Nein, ich habe nie aufgehört neue Veröffentlichungen aufgrund negativer Bewertungen zu versenden. Jeder hat das Recht auf seine eigene Meinung und ich respektiere sie. Ich habe aber aufgehört an die zu verschicken, die mir Reviews oder andere Präsentationsformen versprochen haben und ihr Wort nicht gehalten haben, nachdem sie natürlich die CDs von mir mit dem ganzen nötigen Promomaterial bekamen. Das ärgert einen einfach. Ich verstehe, dass jemand nicht die nötige Zeit oder Bock hat, sich mit zugeschickten Stoff zu beschäftigen, aber man könnte wenigstens zwei Minuten finden, um dann auf Rückfragen zu antworten.

Was sind denn deine Pläne für 2019? Werden einige neue Bands in deinen Roaster aufgenommen und wie viele Releases hast du geplant?

Mein Veröffentlichungszeitplan für 2019 ist schon geschlossen. Es wird viel Neues geben, wenn auch nicht viele Debütanten. Ich werde mich zum Großteil mit den Bands beschäftigen, mit den ich schon zusammenarbeite, also unter anderem neue Alben von Warfist, Pig’s Blood, Hereza, Loathfinder, Rites of Daath, Kingdom, Hell’s Coronation.
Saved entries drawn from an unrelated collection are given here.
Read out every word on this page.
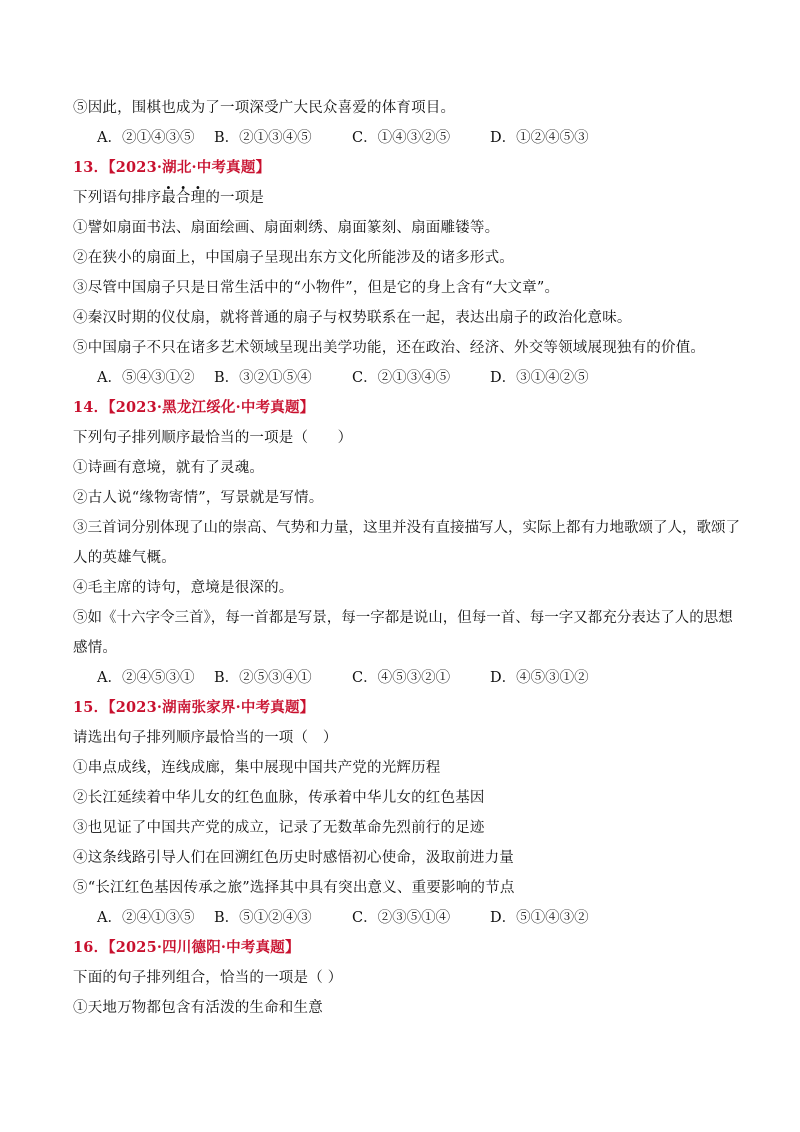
⑤因此，围棋也成为了一项深受广大民众喜爱的体育项目。
A．②①④③⑤ B．②①③④⑤	C．①④③②⑤	D．①②④⑤③
13．【2023·湖北·中考真题】
下列语句排序最合理的一项是
①譬如扇面书法、扇面绘画、扇面刺绣、扇面篆刻、扇面雕镂等。
②在狭小的扇面上，中国扇子呈现出东方文化所能涉及的诸多形式。
③尽管中国扇子只是日常生活中的“小物件”，但是它的身上含有“大文章”。
④秦汉时期的仪仗扇，就将普通的扇子与权势联系在一起，表达出扇子的政治化意味。
⑤中国扇子不只在诸多艺术领域呈现出美学功能，还在政治、经济、外交等领域展现独有的价值。
A．⑤④③①② B．③②①⑤④	C．②①③④⑤	D．③①④②⑤
14．【2023·黑龙江绥化·中考真题】
下列句子排列顺序最恰当的一项是（　　）
①诗画有意境，就有了灵魂。
②古人说“缘物寄情”，写景就是写情。
③三首词分别体现了山的崇高、气势和力量，这里并没有直接描写人，实际上都有力地歌颂了人，歌颂了
人的英雄气概。
④毛主席的诗句，意境是很深的。
⑤如《十六字令三首》，每一首都是写景，每一字都是说山，但每一首、每一字又都充分表达了人的思想
感情。
A．②④⑤③① B．②⑤③④①	C．④⑤③②①	D．④⑤③①②
15．【2023·湖南张家界·中考真题】
请选出句子排列顺序最恰当的一项（　）
①串点成线，连线成廊，集中展现中国共产党的光辉历程
②长江延续着中华儿女的红色血脉，传承着中华儿女的红色基因
③也见证了中国共产党的成立，记录了无数革命先烈前行的足迹
④这条线路引导人们在回溯红色历史时感悟初心使命，汲取前进力量
⑤“长江红色基因传承之旅”选择其中具有突出意义、重要影响的节点
A．②④①③⑤ B．⑤①②④③	C．②③⑤①④	D．⑤①④③②
16．【2025·四川德阳·中考真题】
下面的句子排列组合，恰当的一项是（ ）
①天地万物都包含有活泼的生命和生意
Es wird drei neue Bands bei G.O.W geben, von denen zwei bereits bestätigt sind – Popiół und Gruzja.

Magst noch was zum Abschluss loswerden?

Caro, vielen Dank für das großartige Interview und die Gelegenheit, Godz Ov War im Eternity Magazin zu präsentieren. Ich hoffe, dass ich eure Leser näher an mein Label gebracht habe und ich freue mich, dass ich mit euch so viele Jahre zusammenarbeiten durfte.